Frontiers in Physics
- Discipline: Physics
- Language: English
- Edited by: Alex Hansen

Publication details
- History: 2013–present
- Publisher: Frontiers Media
- Frequency: Continuous
- Impact factor: 3.1 (2022)

Standard abbreviations
- ISO 4: Front. Phys. (Lausanne)
- NLM: Front Phys

Indexing
- ISSN: 2296-424X
- OCLC no.: 854736195

Links
- Journal homepage;

= Frontiers in Physics =

Frontiers in Physics is a peer-reviewed open-access scientific journal covering physics. It was established in 2013 and is published by Frontiers Media. The editor-in-chief is Alex Hansen (Norwegian University of Science and Technology). The scope of the journal covers the entire field of physics, from experimental, to computational and theoretical physics.

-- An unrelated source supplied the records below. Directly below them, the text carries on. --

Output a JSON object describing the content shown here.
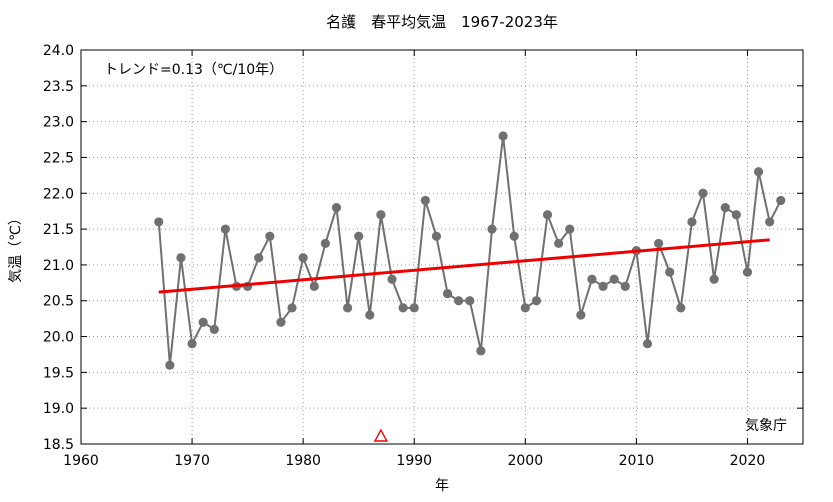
{
  "chart_data": {
    "type": "line",
    "title": "名護　春平均気温　1967-2023年",
    "xlabel": "年",
    "ylabel": "気温（℃）",
    "annotation_trend": "トレンド=0.13（℃/10年）",
    "source": "気象庁",
    "xlim": [
      1960,
      2025
    ],
    "ylim": [
      18.5,
      24.0
    ],
    "x_ticks": [
      1960,
      1970,
      1980,
      1990,
      2000,
      2010,
      2020
    ],
    "y_ticks": [
      18.5,
      19.0,
      19.5,
      20.0,
      20.5,
      21.0,
      21.5,
      22.0,
      22.5,
      23.0,
      23.5,
      24.0
    ],
    "grid": true,
    "x": [
      1967,
      1968,
      1969,
      1970,
      1971,
      1972,
      1973,
      1974,
      1975,
      1976,
      1977,
      1978,
      1979,
      1980,
      1981,
      1982,
      1983,
      1984,
      1985,
      1986,
      1987,
      1988,
      1989,
      1990,
      1991,
      1992,
      1993,
      1994,
      1995,
      1996,
      1997,
      1998,
      1999,
      2000,
      2001,
      2002,
      2003,
      2004,
      2005,
      2006,
      2007,
      2008,
      2009,
      2010,
      2011,
      2012,
      2013,
      2014,
      2015,
      2016,
      2017,
      2018,
      2019,
      2020,
      2021,
      2022,
      2023
    ],
    "series": [
      {
        "color": "#707070",
        "values": [
          21.6,
          19.6,
          21.1,
          19.9,
          20.2,
          20.1,
          21.5,
          20.7,
          20.7,
          21.1,
          21.4,
          20.2,
          20.4,
          21.1,
          20.7,
          21.3,
          21.8,
          20.4,
          21.4,
          20.3,
          21.7,
          20.8,
          20.4,
          20.4,
          21.9,
          21.4,
          20.6,
          20.5,
          20.5,
          19.8,
          21.5,
          22.8,
          21.4,
          20.4,
          20.5,
          21.7,
          21.3,
          21.5,
          20.3,
          20.8,
          20.7,
          20.8,
          20.7,
          21.2,
          19.9,
          21.3,
          20.9,
          20.4,
          21.6,
          22.0,
          20.8,
          21.8,
          21.7,
          20.9,
          22.3,
          21.6,
          21.9
        ]
      }
    ],
    "trend_line": {
      "color": "#ee0000",
      "x": [
        1967,
        2022
      ],
      "y": [
        20.62,
        21.35
      ]
    },
    "marker": {
      "x": 1987,
      "shape": "triangle",
      "color": "#ee0000"
    }
  }
}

==Abstracting and indexing==
The journal is abstracted and indexed in Current Contents/Physical, Chemical & Earth Sciences, Science Citation Index Expanded, and Scopus. According to the Journal Citation Reports, the journal has a 2020 impact factor of 3.560.
Frontiers Media was included in Jeffrey Beall's list of predatory publishers in 2016, though Beall deleted the entire Beall's List after Frontiers and others requested his employer open a misconduct case against him. Among other practices, Frontiers sends out large numbers of unsolicited emails to scientists based on minimal criteria (submission of an abstract to a conference, for example) and then asks them to submit a journal article or even serve as an editor for the journal.